Memorydoesn't survive process exit and isn't shared across machines. UseStoreinstead. - Pipeline data passing. A
Planstep's output flows to the next step via the envelope and sentinels (from_prev,from_step("…")), not via memory. Memory is for conversational context, not workflow state. - Structured-output retry loops. When LazyBridge re-prompts the agent to fix an invalid structured-output payload, those correction turns are not added to memory — and neither should you add them manually.
Example¶
from lazybridge import Agent, LLMEngine, Memory
# 1) Default "auto" strategy — sliding window + summary fallback.
chat_memory = Memory(
strategy="auto",
max_tokens=3000,
)
chat = Agent(
engine=LLMEngine("gemini-3-flash-preview"),
memory=chat_memory,
name="chat",
)
chat("hi, I'm Marco")
result = chat("what's my name?")
print(result.text()) # "Marco"
print(chat_memory.text()) # current compressed view
# 2) "summary" strategy with a cheap summariser.
summariser = Agent(
engine=LLMEngine(
"claude-haiku-4-5-20251001",
system="Summarize conversations concisely.",
),
)
high_fidelity_memory = Memory(
strategy="summary",
summarizer=summariser,
summarizer_timeout=15.0,
)
# 3) Sharing live conversation across agents — chat writes, judge reads.
chat = Agent(
engine=LLMEngine("gemini-3-flash-preview"),
memory=chat_memory,
name="chat",
)
judge = Agent(
engine=LLMEngine(
"claude-opus-4-7",
system="Grade the assistant's last reply on helpfulness 1-5.",
),
sources=[chat_memory], # read-only live view
name="judge",
)
chat("explain LazyBridge in one sentence")

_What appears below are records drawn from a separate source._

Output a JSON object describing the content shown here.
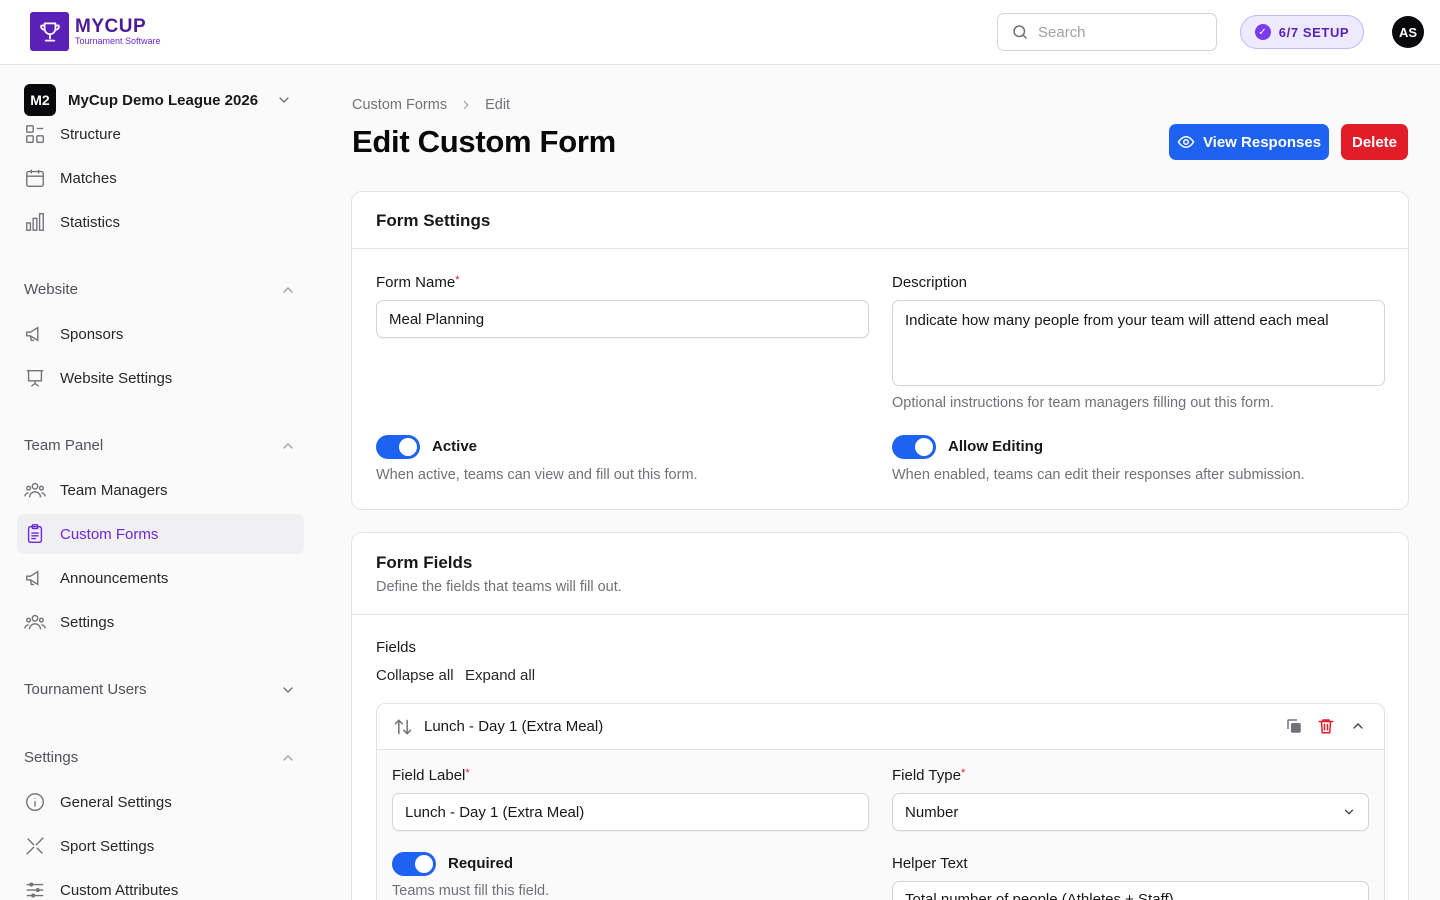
{
  "brand": {
    "name": "MYCUP",
    "tagline": "Tournament Software"
  },
  "search": {
    "placeholder": "Search"
  },
  "setup": {
    "label": "6/7 SETUP"
  },
  "user": {
    "initials": "AS"
  },
  "league": {
    "badge": "M2",
    "name": "MyCup Demo League 2026"
  },
  "sidebar": {
    "tournament_items": [
      {
        "label": "Structure",
        "icon": "structure-icon"
      },
      {
        "label": "Matches",
        "icon": "calendar-icon"
      },
      {
        "label": "Statistics",
        "icon": "bar-chart-icon"
      }
    ],
    "website": {
      "heading": "Website",
      "items": [
        {
          "label": "Sponsors",
          "icon": "megaphone-icon"
        },
        {
          "label": "Website Settings",
          "icon": "presentation-icon"
        }
      ]
    },
    "team_panel": {
      "heading": "Team Panel",
      "items": [
        {
          "label": "Team Managers",
          "icon": "users-icon"
        },
        {
          "label": "Custom Forms",
          "icon": "clipboard-icon",
          "active": true
        },
        {
          "label": "Announcements",
          "icon": "megaphone-icon"
        },
        {
          "label": "Settings",
          "icon": "users-cog-icon"
        }
      ]
    },
    "tournament_users": {
      "heading": "Tournament Users"
    },
    "settings": {
      "heading": "Settings",
      "items": [
        {
          "label": "General Settings",
          "icon": "info-icon"
        },
        {
          "label": "Sport Settings",
          "icon": "tools-icon"
        },
        {
          "label": "Custom Attributes",
          "icon": "sliders-icon"
        }
      ]
    }
  },
  "breadcrumb": {
    "parent": "Custom Forms",
    "current": "Edit"
  },
  "page": {
    "title": "Edit Custom Form",
    "view_responses": "View Responses",
    "delete": "Delete"
  },
  "form_settings": {
    "title": "Form Settings",
    "name_label": "Form Name",
    "name_value": "Meal Planning",
    "description_label": "Description",
    "description_value": "Indicate how many people from your team will attend each meal",
    "description_hint": "Optional instructions for team managers filling out this form.",
    "active_label": "Active",
    "active_hint": "When active, teams can view and fill out this form.",
    "active_on": true,
    "editing_label": "Allow Editing",
    "editing_hint": "When enabled, teams can edit their responses after submission.",
    "editing_on": true
  },
  "form_fields": {
    "title": "Form Fields",
    "subtitle": "Define the fields that teams will fill out.",
    "fields_label": "Fields",
    "collapse_all": "Collapse all",
    "expand_all": "Expand all",
    "items": [
      {
        "title": "Lunch - Day 1 (Extra Meal)",
        "label_label": "Field Label",
        "label_value": "Lunch - Day 1 (Extra Meal)",
        "type_label": "Field Type",
        "type_value": "Number",
        "required_label": "Required",
        "required_hint": "Teams must fill this field.",
        "required_on": true,
        "helper_label": "Helper Text",
        "helper_value": "Total number of people (Athletes + Staff)"
      }
    ]
  },
  "colors": {
    "accent": "#1d62f0",
    "brand": "#5b21b6",
    "danger": "#e11d2a",
    "active_nav": "#6d28d9"
  }
}
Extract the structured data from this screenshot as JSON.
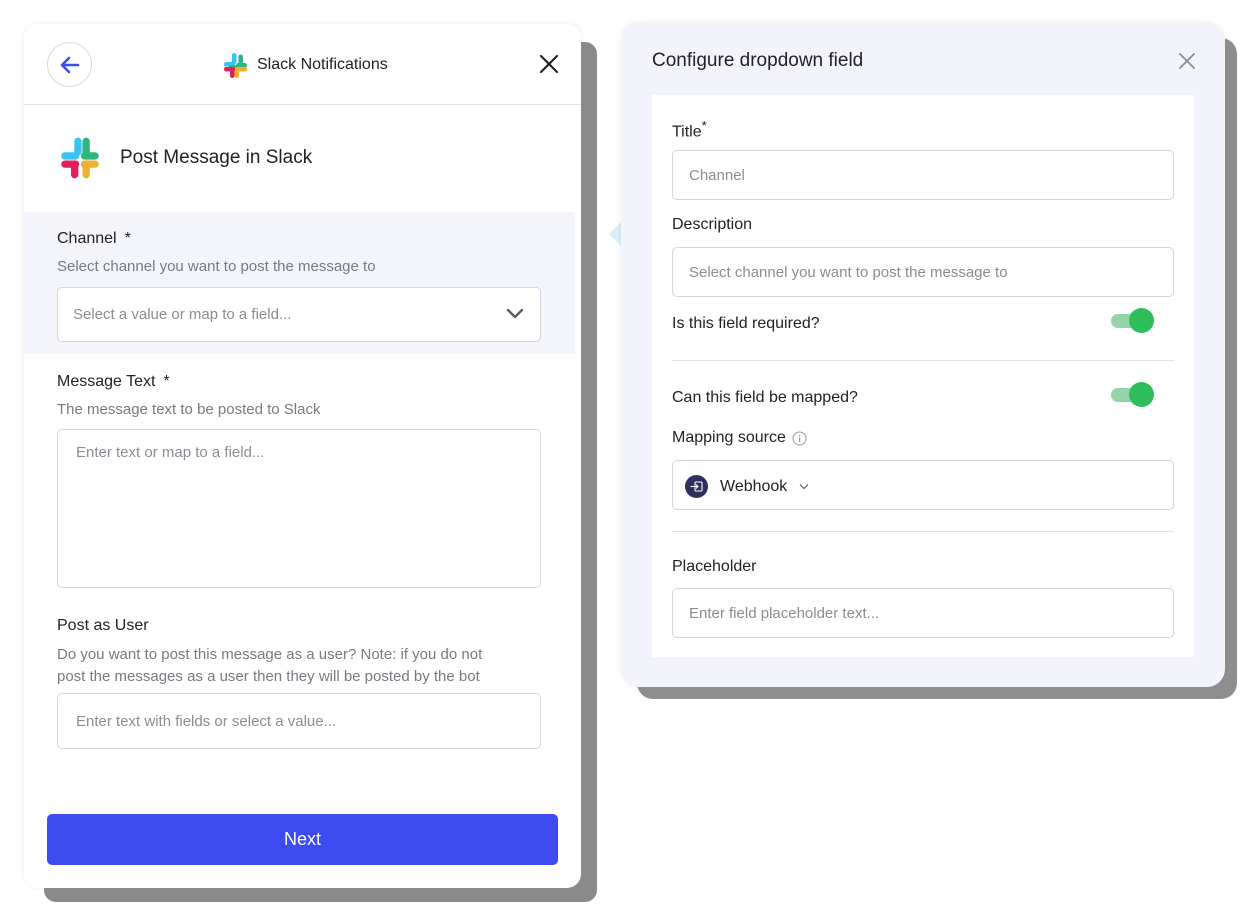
{
  "left_panel": {
    "header_title": "Slack Notifications",
    "post_title": "Post Message in Slack",
    "fields": {
      "channel": {
        "label": "Channel",
        "required_mark": "*",
        "help": "Select channel you want to post the message to",
        "placeholder": "Select a value or map to a field..."
      },
      "message_text": {
        "label": "Message Text",
        "required_mark": "*",
        "help": "The message text to be posted to Slack",
        "placeholder": "Enter text or map to a field..."
      },
      "post_as_user": {
        "label": "Post as User",
        "help_line1": "Do you want to post this message as a user? Note: if you do not",
        "help_line2": "post the messages as a user then they will be posted by the bot",
        "placeholder": "Enter text with fields or select a value..."
      }
    },
    "next_label": "Next"
  },
  "right_panel": {
    "title": "Configure dropdown field",
    "title_label": "Title",
    "title_required": "*",
    "title_value": "Channel",
    "description_label": "Description",
    "description_value": "Select channel you want to post the message to",
    "required_question": "Is this field required?",
    "required_on": true,
    "mapped_question": "Can this field be mapped?",
    "mapped_on": true,
    "mapping_source_label": "Mapping source",
    "mapping_source_value": "Webhook",
    "placeholder_label": "Placeholder",
    "placeholder_value": "Enter field placeholder text..."
  },
  "colors": {
    "primary": "#3e4bf0",
    "toggle_on": "#2dbd5b",
    "toggle_track": "#94d4a7",
    "panel_bg": "#f3f4fb"
  }
}
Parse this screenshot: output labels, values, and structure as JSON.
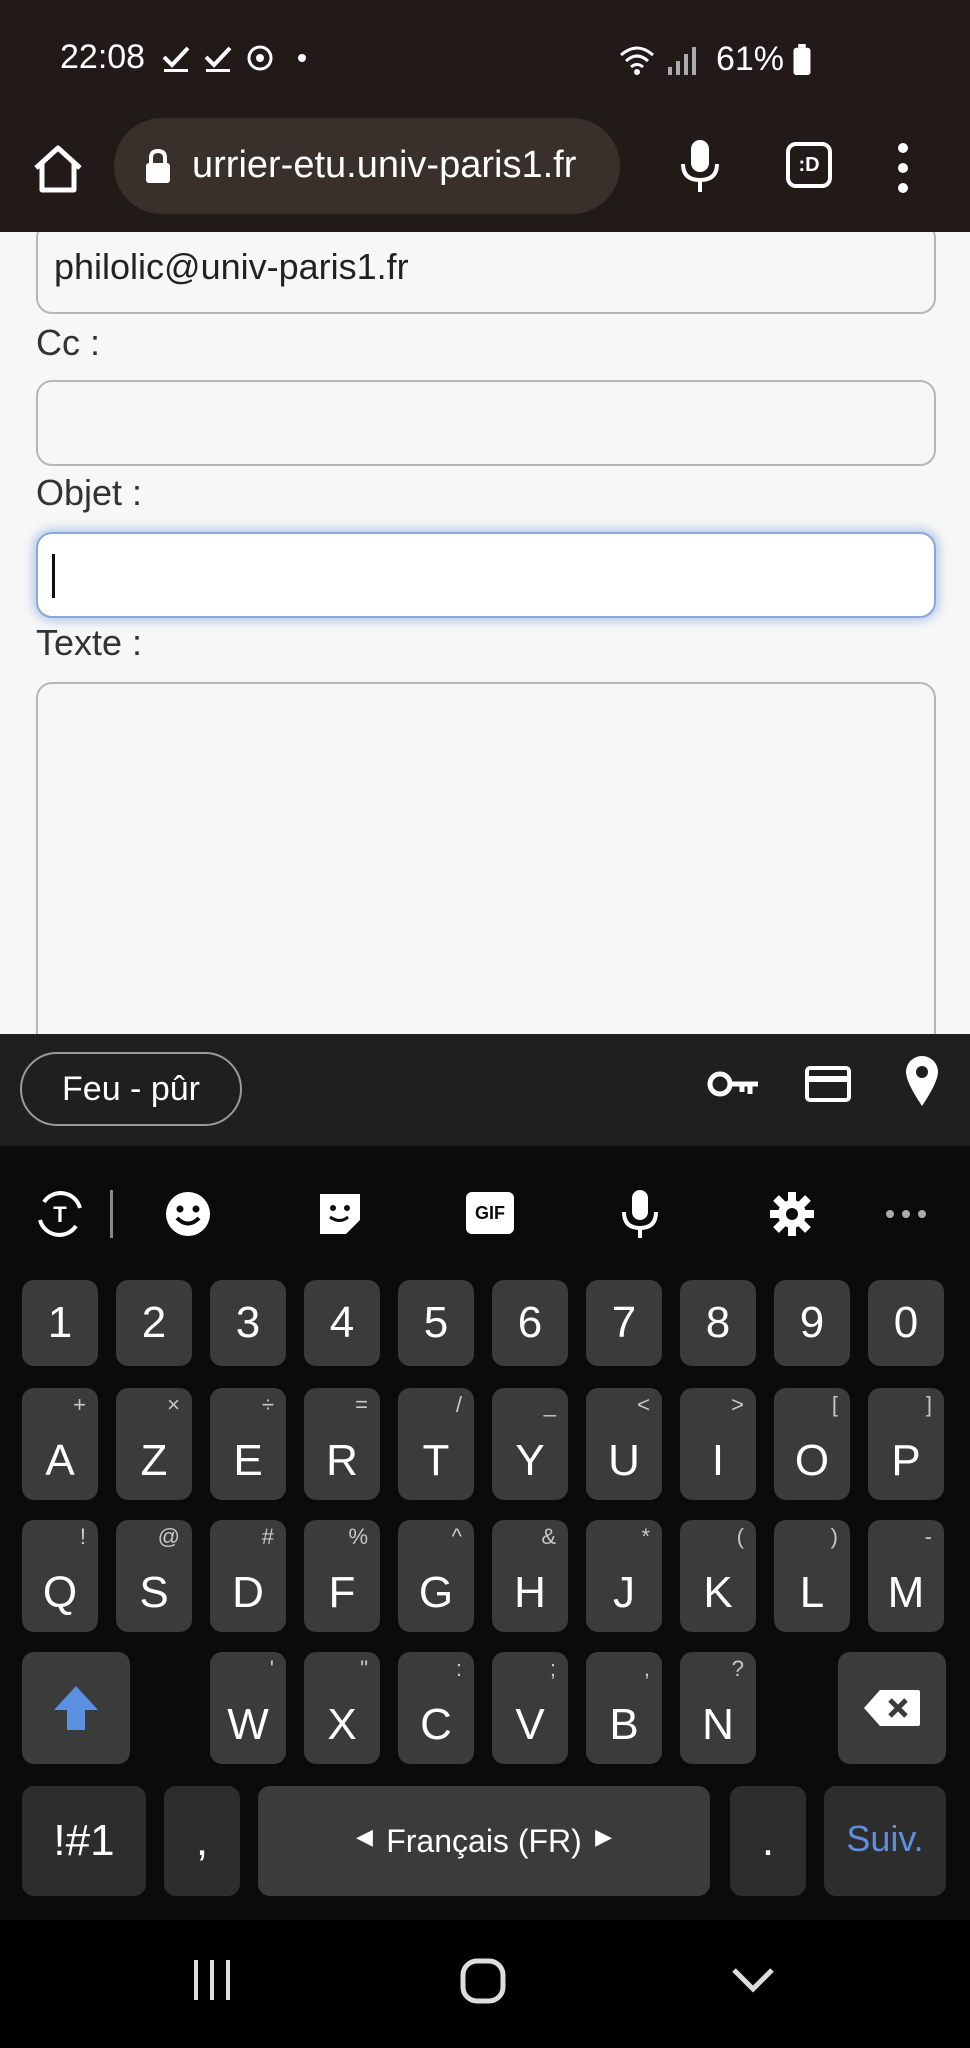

print(judge("grade the last turn").text())
Pitfalls¶
strategy="summary"without asummarizer=falls back to keyword extraction — bounded, but lossy. Pass a cheap agent for production-quality summaries.memory.clear()wipes everything including the in-process summary; it does not persist across restarts. For durable memory useStore.max_turnsis a hard backstop, not the primary compression knob. When it fires you get a one-shot warning — that's the signal to switch fromstrategy="none"to"auto".summarizer_timeout=Nonerestores the legacy unbounded behaviour. Use it only if you trust your summariser to be fast and reliable; otherwise a stuck summariser will block everyadd(...)call indefinitely.memory.text()is a live read — every call re-materialises the current view. Don't snapshot and cache it; if you need a stable reference for diagnostics, copy the string.- Sync summarisers can't be cancelled mid-call. Only async
summarisers (
async defor returning a coroutine) honoursummarizer_timeout. On timeout the keyword fallback runs. - Compression happens outside the internal lock, so concurrent
add()calls keep progressing while a slow summariser is in flight. This means a memory snapshot taken during compression may reflect the pre-compression view; that's intentional, but worth knowing if you're debugging.